En este caso el objetivo es situarnos en un mundo tan desconocido como el de la música barroca, y lo hace mediante un ejercicio de teorización inversa. No se trata de pontificar sobre el cómo se construye un instrumento musical de sonoridad barroca, se trata de verlo, de sentirlo, de interiorizarlo. Por ello las imágenes se alejan mediante planos fijos y austeros, guardando respeto por el método para acercarse a posteriori sin tapujos al resultado final.
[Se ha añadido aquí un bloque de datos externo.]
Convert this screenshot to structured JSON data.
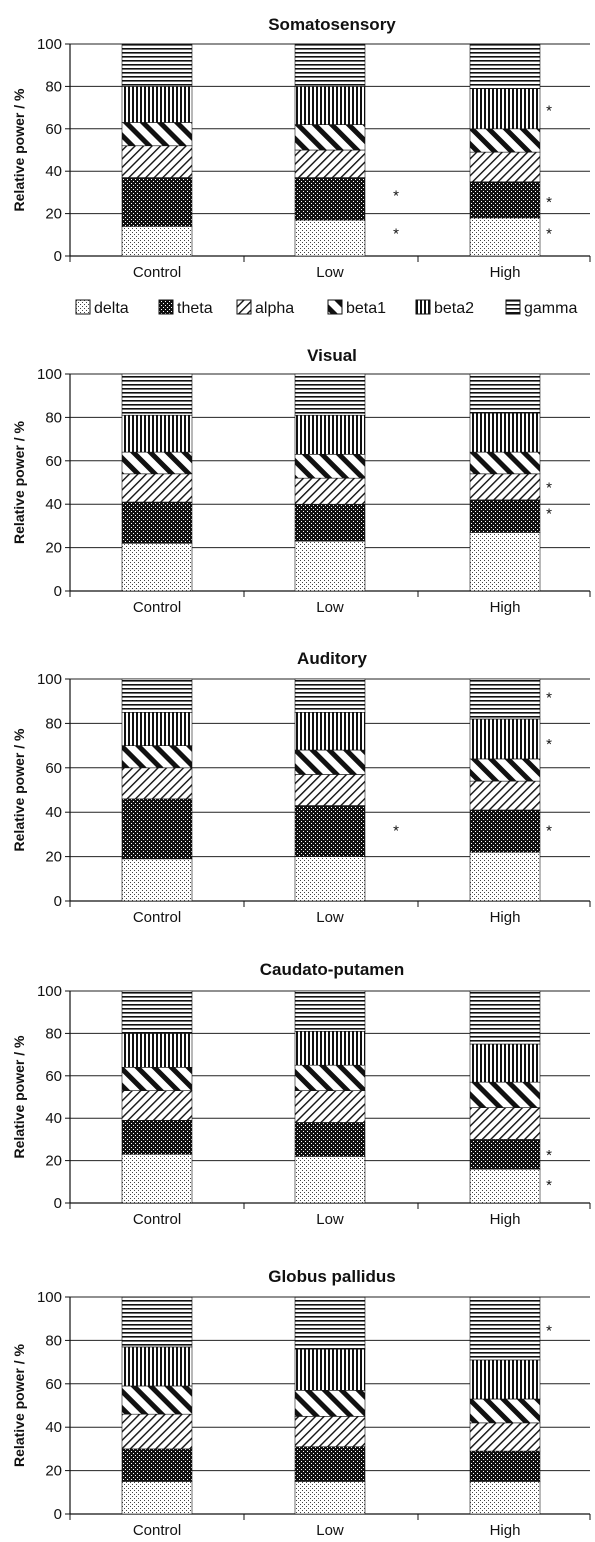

Momentos donde se inunda la pantalla de música, de equilibrio entre la ondulación de las notas y el estatismo de una cámara que siempre va detrás de la melodía en su lucha por captar la belleza, la perfección de cada nota.
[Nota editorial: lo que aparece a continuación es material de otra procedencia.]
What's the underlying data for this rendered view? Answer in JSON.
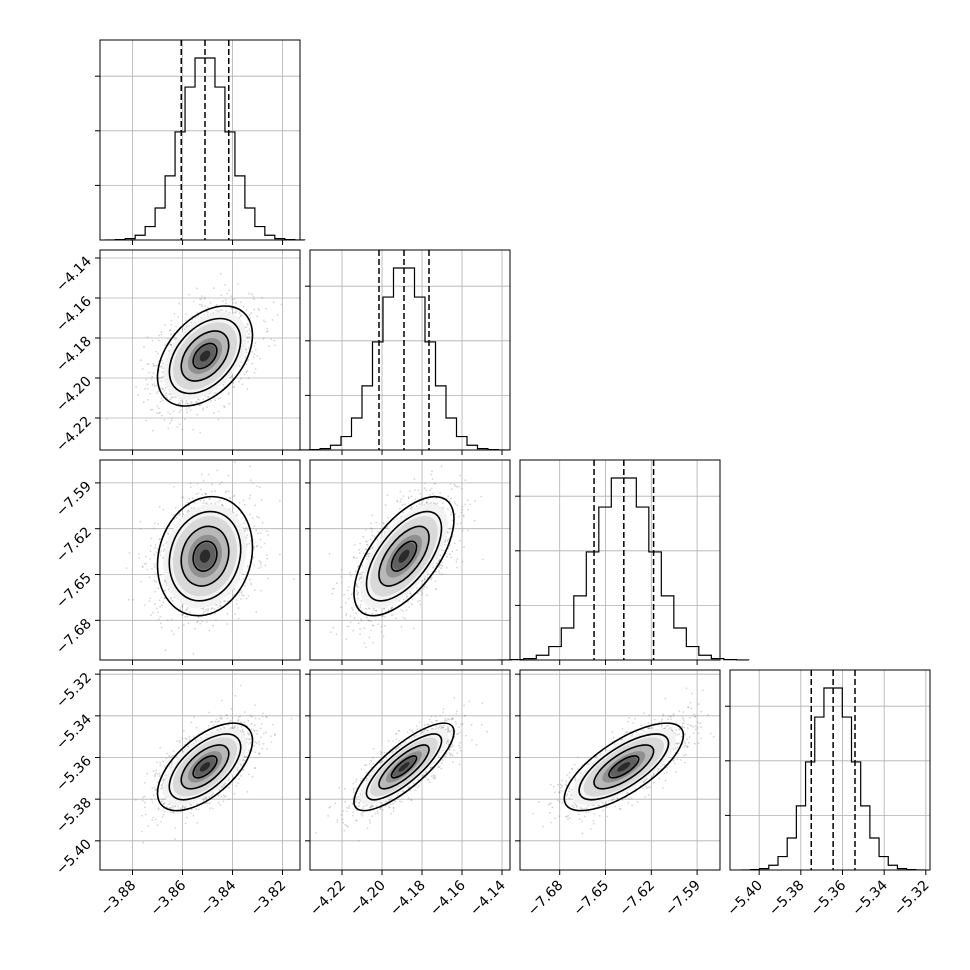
{
  "chart_data": {
    "type": "corner",
    "params": [
      {
        "id": "p0",
        "mean": -3.851,
        "sigma": 0.0095,
        "q16": -3.8605,
        "q50": -3.851,
        "q84": -3.8415,
        "range": [
          -3.893,
          -3.813
        ],
        "tick_labels": [
          {
            "value": -3.88,
            "label": "−3.88"
          },
          {
            "value": -3.86,
            "label": "−3.86"
          },
          {
            "value": -3.84,
            "label": "−3.84"
          },
          {
            "value": -3.82,
            "label": "−3.82"
          }
        ]
      },
      {
        "id": "p1",
        "mean": -4.189,
        "sigma": 0.0125,
        "q16": -4.2015,
        "q50": -4.189,
        "q84": -4.1765,
        "range": [
          -4.236,
          -4.136
        ],
        "tick_labels": [
          {
            "value": -4.22,
            "label": "−4.22"
          },
          {
            "value": -4.2,
            "label": "−4.20"
          },
          {
            "value": -4.18,
            "label": "−4.18"
          },
          {
            "value": -4.16,
            "label": "−4.16"
          },
          {
            "value": -4.14,
            "label": "−4.14"
          }
        ]
      },
      {
        "id": "p2",
        "mean": -7.638,
        "sigma": 0.0195,
        "q16": -7.6575,
        "q50": -7.638,
        "q84": -7.6185,
        "range": [
          -7.706,
          -7.575
        ],
        "tick_labels": [
          {
            "value": -7.68,
            "label": "−7.68"
          },
          {
            "value": -7.65,
            "label": "−7.65"
          },
          {
            "value": -7.62,
            "label": "−7.62"
          },
          {
            "value": -7.59,
            "label": "−7.59"
          }
        ]
      },
      {
        "id": "p3",
        "mean": -5.3645,
        "sigma": 0.0105,
        "q16": -5.375,
        "q50": -5.3645,
        "q84": -5.354,
        "range": [
          -5.414,
          -5.318
        ],
        "tick_labels": [
          {
            "value": -5.4,
            "label": "−5.40"
          },
          {
            "value": -5.38,
            "label": "−5.38"
          },
          {
            "value": -5.36,
            "label": "−5.36"
          },
          {
            "value": -5.34,
            "label": "−5.34"
          },
          {
            "value": -5.32,
            "label": "−5.32"
          }
        ]
      }
    ],
    "correlations": [
      {
        "row": 1,
        "col": 0,
        "rho": 0.42
      },
      {
        "row": 2,
        "col": 0,
        "rho": 0.15
      },
      {
        "row": 2,
        "col": 1,
        "rho": 0.62
      },
      {
        "row": 3,
        "col": 0,
        "rho": 0.6
      },
      {
        "row": 3,
        "col": 1,
        "rho": 0.8
      },
      {
        "row": 3,
        "col": 2,
        "rho": 0.72
      }
    ],
    "diagonal": "1D histogram with dashed 16/50/84% quantile lines",
    "off_diagonal": "2D histogram with grey samples and black density contours",
    "contour_levels_sigma": [
      0.5,
      1.0,
      1.5,
      2.0
    ],
    "hist_bins": 20,
    "grid": true,
    "axis_labels": [],
    "title": ""
  }
}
Por ello, Villamediana, introduce entrevistas con los implicados, como si la teoría fuera el último recurso, como si la palabra fuera el complemento a la imagen para tratar, ya no “cazar” sino explicar y comprender el significado oculto del sonido, de su métrica, de su oculta racionalización. No en vano, y mediante planos que remiten tanto a la épica fordiana como a las codas de Ozu, se nos introduce en la delectación de un silencio mostrado como la ausencia de sonido, pero no en negativo sino como la antesala, como el espacio necesario entre las notas, como si fuera el oxigeno cohesionador de la armonía musical.
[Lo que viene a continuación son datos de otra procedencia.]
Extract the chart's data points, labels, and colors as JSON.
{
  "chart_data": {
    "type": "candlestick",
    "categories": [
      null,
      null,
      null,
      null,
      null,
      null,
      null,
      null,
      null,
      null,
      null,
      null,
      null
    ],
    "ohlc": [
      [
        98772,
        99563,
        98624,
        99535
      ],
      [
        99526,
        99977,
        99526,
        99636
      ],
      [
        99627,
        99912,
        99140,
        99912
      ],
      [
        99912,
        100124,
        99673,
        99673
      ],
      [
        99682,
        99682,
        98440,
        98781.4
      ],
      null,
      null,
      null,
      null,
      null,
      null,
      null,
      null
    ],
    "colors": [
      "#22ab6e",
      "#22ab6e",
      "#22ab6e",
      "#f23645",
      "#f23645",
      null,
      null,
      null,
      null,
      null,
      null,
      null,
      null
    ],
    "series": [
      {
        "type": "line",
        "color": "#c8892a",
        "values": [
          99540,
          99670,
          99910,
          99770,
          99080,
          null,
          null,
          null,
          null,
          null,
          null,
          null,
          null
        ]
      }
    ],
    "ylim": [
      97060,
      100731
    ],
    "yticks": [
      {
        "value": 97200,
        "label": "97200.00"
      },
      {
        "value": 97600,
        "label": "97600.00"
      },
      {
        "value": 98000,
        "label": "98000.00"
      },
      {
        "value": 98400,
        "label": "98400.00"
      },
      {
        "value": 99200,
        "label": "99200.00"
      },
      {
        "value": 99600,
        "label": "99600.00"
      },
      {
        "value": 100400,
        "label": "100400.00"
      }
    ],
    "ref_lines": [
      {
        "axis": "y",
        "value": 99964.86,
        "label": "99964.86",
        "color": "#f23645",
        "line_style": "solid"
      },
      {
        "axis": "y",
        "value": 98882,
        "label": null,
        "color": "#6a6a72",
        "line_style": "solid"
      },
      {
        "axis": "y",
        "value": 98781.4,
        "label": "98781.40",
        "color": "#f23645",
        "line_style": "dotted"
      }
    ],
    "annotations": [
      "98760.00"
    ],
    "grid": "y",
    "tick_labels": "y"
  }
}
Estamos pues ante un film hipnótico y a la vez exigente que muestra una titánica (y delicada) lucha que se produce al tratar de cohesionar elementos como la imagen , el sonido y el silencio. Un film que se sumerge sin miedo tanto en el fundido en negro como en el paisajismo de poesía silenciosa. Una película que se construye a través de los pilares de la matemática y del racionalismo, pero que, a su vez, y de ahí su título y su enigmática belleza, se sabe incapaz de ofrecer una explicación completa, dejando así recovecos de misterio, de incógnita espiritual, de campo por explorar.
Villamediana firma así su mejor película hasta la fecha, tanto por lo reconocible de los intereses del autor como por su capacidad de traspasar las barreras de su propia formalidad y dejar que el tema tratado las rompa, las altere y las haga crecer. La sensación es que es el cineasta el que, en su búsqueda conceptual, acaba por transformarse dejando a un lado una cierta rigidez dogmática de su concepción fílmica, sin renunciar a su esencia misma. Una película que traspasa el umbral de artefacto formalista y se constituye como un pieza de verdadera belleza, de tremenda profundidad.